Utakatikotak.com ~ Kendati tidak termasuk dalam daftar negara dengan tingkat pelecehan seksual anak tertinggi di dunia, Indonesia mencatat kemunduran dalam hal perlindungan anak. Komisi Nasional Perlindungan Anak mencatat, 2014 silam dari 2.726 kekerasan terhadap bocah, 56% di antaranya berupa pelecehan seksual. Dari jumlah tersebut cuma 179 yang mengadu kepada Lembaga Perlindungan Saksi dan Korban. Menurut data Komisi Nasional Perempuan, tahun lalu Indonesia mencatat lebih dari 6000 kasus kekerasan seksual. Sebagian di antaranya terjadi di rumah tangga. Sementara sisanya di komunitas-komunitas sosial.

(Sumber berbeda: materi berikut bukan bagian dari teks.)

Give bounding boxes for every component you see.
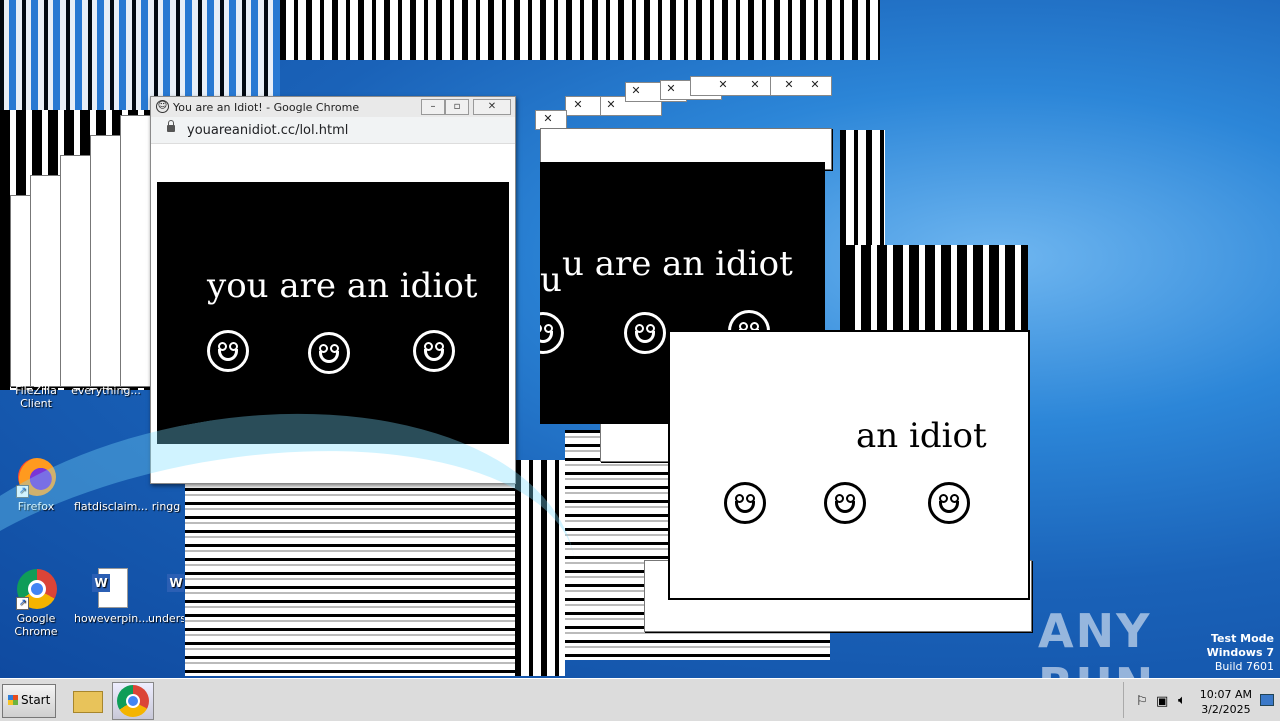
- windows-logo-icon: [8, 695, 18, 705]
- smiley-icon: [308, 332, 350, 374]
- desktop-icon-howeverpin[interactable]: W howeverpin...: [74, 566, 149, 625]
- windows-version-line: Windows 7: [1206, 646, 1274, 659]
- address-bar[interactable]: youareanidiot.cc/lol.html: [151, 117, 515, 144]
- clock-date: 3/2/2025: [1201, 703, 1251, 716]
- smiley-icon: [207, 330, 249, 372]
- icon-label: flatdisclaim...: [74, 500, 148, 513]
- test-mode-notice: Test Mode Windows 7 Build 7601: [1207, 632, 1274, 674]
- window-title: You are an Idiot! - Google Chrome: [173, 101, 360, 114]
- network-icon[interactable]: ▣: [1156, 694, 1168, 709]
- chrome-window[interactable]: ☺ You are an Idiot! - Google Chrome – ▫ …: [150, 96, 516, 484]
- glitch-artifact: [185, 480, 515, 676]
- desktop-icon-google-chrome[interactable]: ↗ Google Chrome: [0, 566, 72, 638]
- smiley-icon: [413, 330, 455, 372]
- popup-text: u are an idiot: [562, 244, 793, 284]
- file-icon: [151, 454, 181, 498]
- test-mode-line: Test Mode: [1211, 632, 1274, 645]
- word-document-icon: W: [88, 566, 132, 610]
- close-icon[interactable]: ✕: [807, 78, 823, 92]
- close-icon[interactable]: ✕: [663, 82, 679, 96]
- shortcut-arrow-icon: ↗: [16, 597, 29, 610]
- close-icon[interactable]: ✕: [628, 84, 644, 98]
- url-text: youareanidiot.cc/lol.html: [187, 123, 349, 138]
- chrome-icon-center: [126, 694, 140, 708]
- smiley-icon: [540, 312, 564, 354]
- glitch-artifact: [515, 460, 565, 676]
- icon-label: Firefox: [17, 500, 55, 513]
- ghost-titlebar: ✕ ✕: [690, 76, 772, 96]
- icon-label: ringg: [151, 500, 181, 513]
- clock-time: 10:07 AM: [1199, 688, 1252, 701]
- icon-label: howeverpin...: [74, 612, 149, 625]
- idiot-panel: you are an idiot: [157, 182, 509, 444]
- icon-label: unders: [148, 612, 184, 625]
- smiley-icon: [928, 482, 970, 524]
- minimize-button[interactable]: –: [421, 99, 445, 115]
- close-icon[interactable]: ✕: [603, 98, 619, 112]
- maximize-button[interactable]: ▫: [445, 99, 469, 115]
- popup-partial-text: u: [540, 260, 562, 300]
- icon-label: FileZilla Client: [15, 384, 57, 410]
- firefox-icon: ↗: [14, 454, 58, 498]
- folder-icon: [73, 691, 103, 713]
- ghost-titlebar: ✕: [535, 110, 567, 130]
- glitch-artifact: [0, 0, 280, 110]
- ghost-window: [120, 115, 152, 387]
- taskbar-chrome[interactable]: [112, 682, 154, 720]
- flag-icon[interactable]: ⚐: [1136, 694, 1148, 709]
- close-icon[interactable]: ✕: [715, 78, 731, 92]
- close-icon[interactable]: ✕: [781, 78, 797, 92]
- start-label: Start: [21, 693, 51, 707]
- smiley-icon: [624, 312, 666, 354]
- ghost-titlebar: ✕ ✕: [770, 76, 832, 96]
- smiley-icon: [724, 482, 766, 524]
- desktop: ✕ ✕ ✕ ✕ ✕ ✕ ✕ ✕ ✕ FileZilla Client everyth…: [0, 0, 1280, 678]
- smiley-icon: [824, 482, 866, 524]
- blank-file-icon: [88, 454, 132, 498]
- taskbar: Start ⚐ ▣ 🔈︎ 10:07 AM 3/2/2025: [0, 678, 1280, 721]
- show-desktop-icon[interactable]: [1260, 694, 1274, 706]
- icon-label: Google Chrome: [14, 612, 58, 638]
- close-icon[interactable]: ✕: [747, 78, 763, 92]
- desktop-icon-ringg[interactable]: ringg: [148, 454, 184, 513]
- popup-text: an idiot: [856, 416, 987, 456]
- page-text: you are an idiot: [207, 266, 478, 306]
- shortcut-arrow-icon: ↗: [16, 485, 29, 498]
- glitch-artifact: [845, 245, 1028, 330]
- system-tray: ⚐ ▣ 🔈︎ 10:07 AM 3/2/2025: [1123, 682, 1280, 718]
- clock[interactable]: 10:07 AM 3/2/2025: [1200, 687, 1252, 717]
- build-line: Build 7601: [1214, 660, 1274, 673]
- taskbar-explorer[interactable]: [66, 682, 108, 720]
- close-button[interactable]: ✕: [473, 99, 511, 115]
- page-content: you are an idiot: [151, 144, 515, 483]
- desktop-icon-everything[interactable]: everything...: [70, 384, 142, 397]
- smiley-favicon-icon: ☺: [156, 100, 169, 113]
- word-document-icon: W: [151, 566, 184, 610]
- icon-label: everything...: [71, 384, 141, 397]
- glitch-artifact: [280, 0, 880, 60]
- start-button[interactable]: Start: [2, 684, 56, 718]
- close-icon[interactable]: ✕: [570, 98, 586, 112]
- volume-icon[interactable]: 🔈︎: [1178, 693, 1186, 708]
- chrome-icon: ↗: [14, 566, 58, 610]
- close-icon[interactable]: ✕: [540, 112, 556, 126]
- window-titlebar[interactable]: ☺ You are an Idiot! - Google Chrome – ▫ …: [151, 97, 515, 117]
- desktop-icon-unders[interactable]: W unders: [148, 566, 184, 625]
- desktop-icon-filezilla[interactable]: FileZilla Client: [0, 384, 72, 410]
- desktop-icon-flatdisclaim[interactable]: flatdisclaim...: [74, 454, 148, 513]
- lock-icon: [167, 120, 175, 132]
- desktop-icon-firefox[interactable]: ↗ Firefox: [0, 454, 72, 513]
- popup-window-white: an idiot: [668, 330, 1030, 600]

Anggap saja ancaman hukuman telah diperberat, bahkan dengan hukum kebiri kimia yang justru tak manusiawi. Pelaku ditangkapi dan pelajaran agama di sekolah sudah ditambah berkali lipat dan kita sudah perbanyak doa. Namun apakah semua itu cukup untuk mengatasi persoalan kekerasan seksual? Bisakah semua itu mencegah serangan dan kekerasan terhadap perempuan dan anak-anak, dan memberikan perlindungan maksimal terhadap korban?
Tatkala masyarakat masih terus berkutat dengan apa yang dianggap sebagai aib padahal menjadi korban. Ketika budaya victim blaming atau menyalahkan korban masih mengakar kuat. Dan korban kekerasan seksual sulit sekali mendapatkan perlakuan yang benar, patut dan adil di depan penegak hukum, kita tidak akan pernah bisa keluar dari persoalan ini.

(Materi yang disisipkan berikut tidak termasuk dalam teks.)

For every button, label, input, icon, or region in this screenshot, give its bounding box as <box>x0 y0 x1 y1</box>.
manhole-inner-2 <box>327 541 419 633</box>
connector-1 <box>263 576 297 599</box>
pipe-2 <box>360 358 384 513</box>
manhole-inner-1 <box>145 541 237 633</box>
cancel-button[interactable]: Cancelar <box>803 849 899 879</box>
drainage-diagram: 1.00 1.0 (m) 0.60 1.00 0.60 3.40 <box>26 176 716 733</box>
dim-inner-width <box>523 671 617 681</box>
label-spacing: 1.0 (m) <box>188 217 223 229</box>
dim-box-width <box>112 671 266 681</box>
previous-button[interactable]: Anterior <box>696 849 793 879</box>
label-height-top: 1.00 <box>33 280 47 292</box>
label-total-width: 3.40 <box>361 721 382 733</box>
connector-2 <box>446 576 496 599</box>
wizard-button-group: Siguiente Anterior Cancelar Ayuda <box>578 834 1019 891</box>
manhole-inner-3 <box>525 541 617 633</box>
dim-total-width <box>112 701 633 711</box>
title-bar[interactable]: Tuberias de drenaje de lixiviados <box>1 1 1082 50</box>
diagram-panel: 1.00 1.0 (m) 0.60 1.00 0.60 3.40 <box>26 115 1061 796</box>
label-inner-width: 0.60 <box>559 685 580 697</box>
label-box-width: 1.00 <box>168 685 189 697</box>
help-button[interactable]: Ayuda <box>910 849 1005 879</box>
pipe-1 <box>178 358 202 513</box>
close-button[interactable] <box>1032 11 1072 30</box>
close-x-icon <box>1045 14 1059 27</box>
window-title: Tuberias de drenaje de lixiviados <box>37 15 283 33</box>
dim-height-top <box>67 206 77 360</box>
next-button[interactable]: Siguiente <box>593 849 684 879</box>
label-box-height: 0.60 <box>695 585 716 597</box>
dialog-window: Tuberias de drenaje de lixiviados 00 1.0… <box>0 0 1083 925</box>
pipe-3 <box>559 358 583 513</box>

Korban akan memilih bungkam ketimbang harus menghadapi keluarga yang takut aib. Atau warga sekitar yang menyalahkan korban terkait pakaian atau perilaku yang tak sejalan dengan mereka. Dan juga bahkan para penegak hukum yang memperlakukan korban sebagai obyek dan tak mengindahkan prinsip perlindungan.

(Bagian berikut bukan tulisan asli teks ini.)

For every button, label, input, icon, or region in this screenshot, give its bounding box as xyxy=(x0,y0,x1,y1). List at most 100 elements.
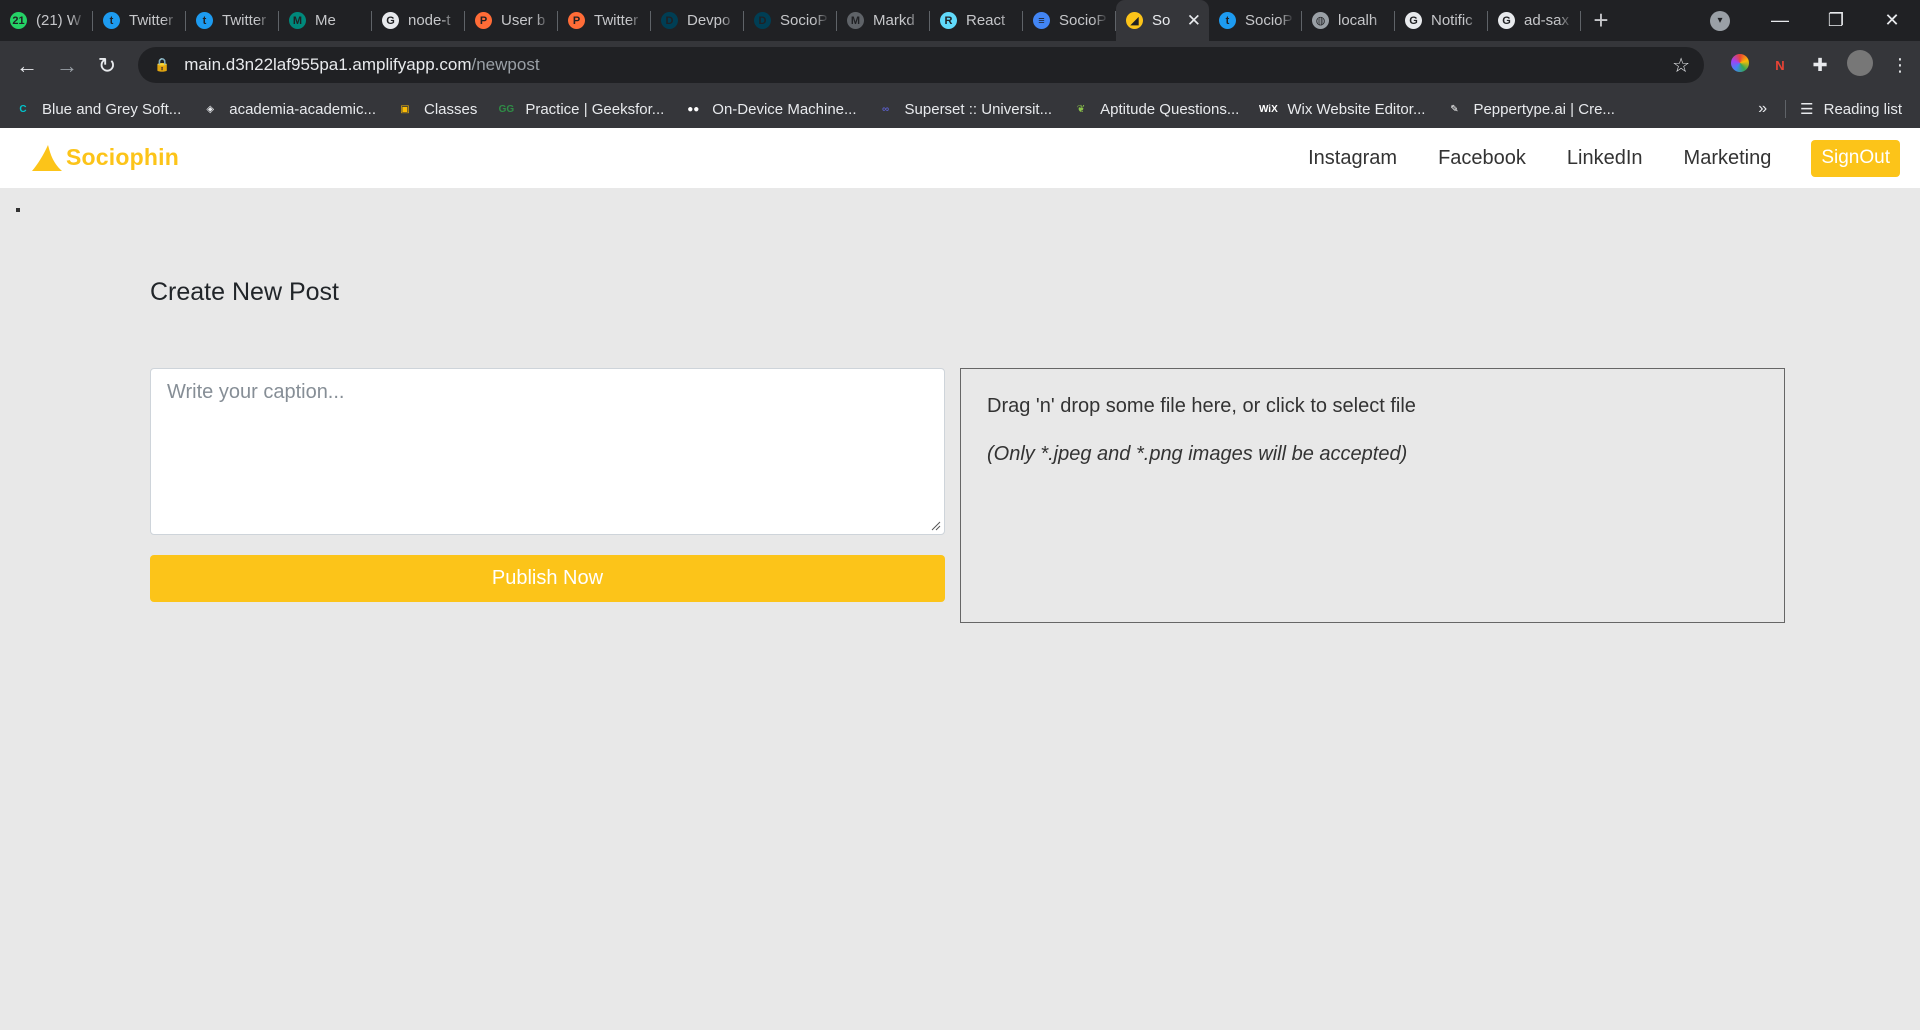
devpost-icon: D xyxy=(754,12,771,29)
bookmark-item[interactable]: GG Practice | Geeksfor... xyxy=(497,100,665,118)
extensions-area: N ✚ ⋮ xyxy=(1720,41,1920,90)
tab-label: Twitter xyxy=(129,12,174,29)
tab-label: Markd xyxy=(873,12,915,29)
bookmark-label: On-Device Machine... xyxy=(712,100,857,118)
signout-button[interactable]: SignOut xyxy=(1811,139,1900,177)
react-icon: R xyxy=(940,12,957,29)
restore-icon[interactable]: ❐ xyxy=(1808,10,1864,31)
color-extension-icon[interactable] xyxy=(1720,54,1760,77)
more-bookmarks-button[interactable]: » xyxy=(1740,100,1785,118)
close-window-icon[interactable]: ✕ xyxy=(1864,10,1920,31)
publish-button[interactable]: Publish Now xyxy=(150,555,945,602)
bookmark-item[interactable]: ▣ Classes xyxy=(396,100,477,118)
browser-tab[interactable]: t SocioP xyxy=(1209,0,1302,41)
tab-close-icon[interactable]: ✕ xyxy=(1187,11,1201,31)
twitter-icon: t xyxy=(103,12,120,29)
bookmark-item[interactable]: ✎ Peppertype.ai | Cre... xyxy=(1445,100,1615,118)
sociophin-icon: ◢ xyxy=(1126,12,1143,29)
twitter-icon: t xyxy=(196,12,213,29)
whatsapp-icon: 21 xyxy=(10,12,27,29)
browser-tab[interactable]: R React xyxy=(930,0,1023,41)
bookmark-label: Classes xyxy=(423,100,478,118)
forward-arrow-icon[interactable]: → xyxy=(47,53,87,79)
tab-label: Me xyxy=(315,12,336,29)
resize-grip-icon[interactable] xyxy=(931,521,941,531)
caption-input[interactable] xyxy=(150,368,945,535)
canva-icon: C xyxy=(19,103,27,115)
tab-label: ad-sax xyxy=(1524,12,1570,29)
bookmark-item[interactable]: ∞ Superset :: Universit... xyxy=(877,100,1053,118)
gfg-icon: GG xyxy=(498,103,515,115)
globe-icon: ◍ xyxy=(1312,12,1329,29)
github-icon: G xyxy=(1405,12,1422,29)
bookmark-item[interactable]: ◈ academia-academic... xyxy=(201,100,376,118)
address-bar[interactable]: 🔒 main.d3n22laf955pa1.amplifyapp.com/new… xyxy=(138,47,1704,83)
url-host: main.d3n22laf955pa1.amplifyapp.com xyxy=(184,55,472,74)
lock-icon: 🔒 xyxy=(154,57,171,72)
browser-tab[interactable]: Gad-sax xyxy=(1488,0,1581,41)
bookmark-list: C Blue and Grey Soft... ◈ academia-academic… xyxy=(14,100,1635,118)
nav-link-facebook[interactable]: Facebook xyxy=(1438,147,1526,170)
browser-tab[interactable]: ◢ So ✕ xyxy=(1116,0,1209,41)
browser-tab[interactable]: D Devpo xyxy=(651,0,744,41)
extensions-puzzle-icon[interactable]: ✚ xyxy=(1800,55,1840,76)
bookmark-item[interactable]: ●● On-Device Machine... xyxy=(684,100,856,118)
tab-search-icon[interactable]: ▾ xyxy=(1710,11,1730,31)
browser-tab[interactable]: D SocioP xyxy=(744,0,837,41)
nav-links: Instagram Facebook LinkedIn Marketing Si… xyxy=(1267,128,1900,188)
nav-link-linkedin[interactable]: LinkedIn xyxy=(1567,147,1643,170)
tab-label: User b xyxy=(501,12,546,29)
reload-icon[interactable]: ↻ xyxy=(87,53,127,79)
browser-tab[interactable]: t Twitter xyxy=(93,0,186,41)
browser-tab-strip: 21 (21) W t Twitter t Twitter M Me Gnode-t P User … xyxy=(0,0,1920,41)
github-icon: G xyxy=(1498,12,1515,29)
bookmark-label: Wix Website Editor... xyxy=(1287,100,1426,118)
bookmark-label: Blue and Grey Soft... xyxy=(42,100,182,118)
back-arrow-icon[interactable]: ← xyxy=(7,53,47,79)
profile-avatar[interactable] xyxy=(1840,50,1880,81)
medium-icon: ●● xyxy=(687,103,700,115)
bookmark-item[interactable]: C Blue and Grey Soft... xyxy=(14,100,181,118)
bookmark-label: Peppertype.ai | Cre... xyxy=(1473,100,1615,118)
dropzone-text: Drag 'n' drop some file here, or click t… xyxy=(987,395,1416,417)
reading-list-label: Reading list xyxy=(1823,100,1902,118)
browser-tab[interactable]: t Twitter xyxy=(186,0,279,41)
brand-logo[interactable]: Sociophin xyxy=(30,142,179,172)
page-title: Create New Post xyxy=(150,278,339,306)
tab-label: Devpo xyxy=(687,12,731,29)
tab-label: React xyxy=(966,12,1006,29)
browser-tab[interactable]: G Notific xyxy=(1395,0,1488,41)
bookmark-label: Superset :: Universit... xyxy=(904,100,1053,118)
bookmark-star-icon[interactable]: ☆ xyxy=(1672,53,1690,78)
nav-link-marketing[interactable]: Marketing xyxy=(1684,147,1772,170)
bookmark-item[interactable]: ❦ Aptitude Questions... xyxy=(1072,100,1239,118)
tab-label: SocioP xyxy=(780,12,828,29)
browser-tab[interactable]: M Me xyxy=(279,0,372,41)
reading-list-icon: ☰ xyxy=(1800,101,1814,118)
tab-label: node-t xyxy=(408,12,451,29)
file-dropzone[interactable]: Drag 'n' drop some file here, or click t… xyxy=(960,368,1785,623)
menu-kebab-icon[interactable]: ⋮ xyxy=(1880,55,1920,76)
tab-label: SocioP xyxy=(1059,12,1107,29)
notion-extension-icon[interactable]: N xyxy=(1760,58,1800,73)
browser-tab[interactable]: ◍ localh xyxy=(1302,0,1395,41)
postman-icon: P xyxy=(568,12,585,29)
nav-link-instagram[interactable]: Instagram xyxy=(1308,147,1397,170)
browser-tab[interactable]: P Twitter xyxy=(558,0,651,41)
browser-tab[interactable]: M Markd xyxy=(837,0,930,41)
browser-tab[interactable]: Gnode-t xyxy=(372,0,465,41)
bookmark-item[interactable]: WiX Wix Website Editor... xyxy=(1259,100,1426,118)
markdown-icon: M xyxy=(847,12,864,29)
app-navbar: Sociophin Instagram Facebook LinkedIn Ma… xyxy=(0,128,1920,188)
reading-list-button[interactable]: ☰ Reading list xyxy=(1785,100,1920,118)
classroom-icon: ▣ xyxy=(400,103,410,115)
diamond-icon: ◈ xyxy=(206,103,215,115)
url-path: /newpost xyxy=(471,55,540,74)
browser-tab[interactable]: 21 (21) W xyxy=(0,0,93,41)
bookmarks-bar: C Blue and Grey Soft... ◈ academia-academic… xyxy=(0,90,1920,128)
new-tab-button[interactable]: + xyxy=(1581,0,1621,41)
minimize-icon[interactable]: — xyxy=(1752,10,1808,31)
tab-label: SocioP xyxy=(1245,12,1293,29)
browser-tab[interactable]: P User b xyxy=(465,0,558,41)
browser-tab[interactable]: ≡ SocioP xyxy=(1023,0,1116,41)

Yang diperlukan sekarang adalah kesungguhan dari para pemangku kepentingan, terutama pemerintah dan pemuka agama, untuk menantang zona nyaman mereka sendiri. Caranya dengan membongkar konstruksi sosial mengenai model relasi gender, ketubuhan dan seksualitas melalui diskusi terbuka. Atau lewat pendidikan komprehensif mengenai gender, seksualitas dan kesehatan reproduksi. Upaya kecil dari masyarakat untuk membantu dengan bersikap awas dan waspada terhadap potensi kejadian, atau dugaan kekerasan seksual dan melaporkannya mungkin masih bisa dilakukan.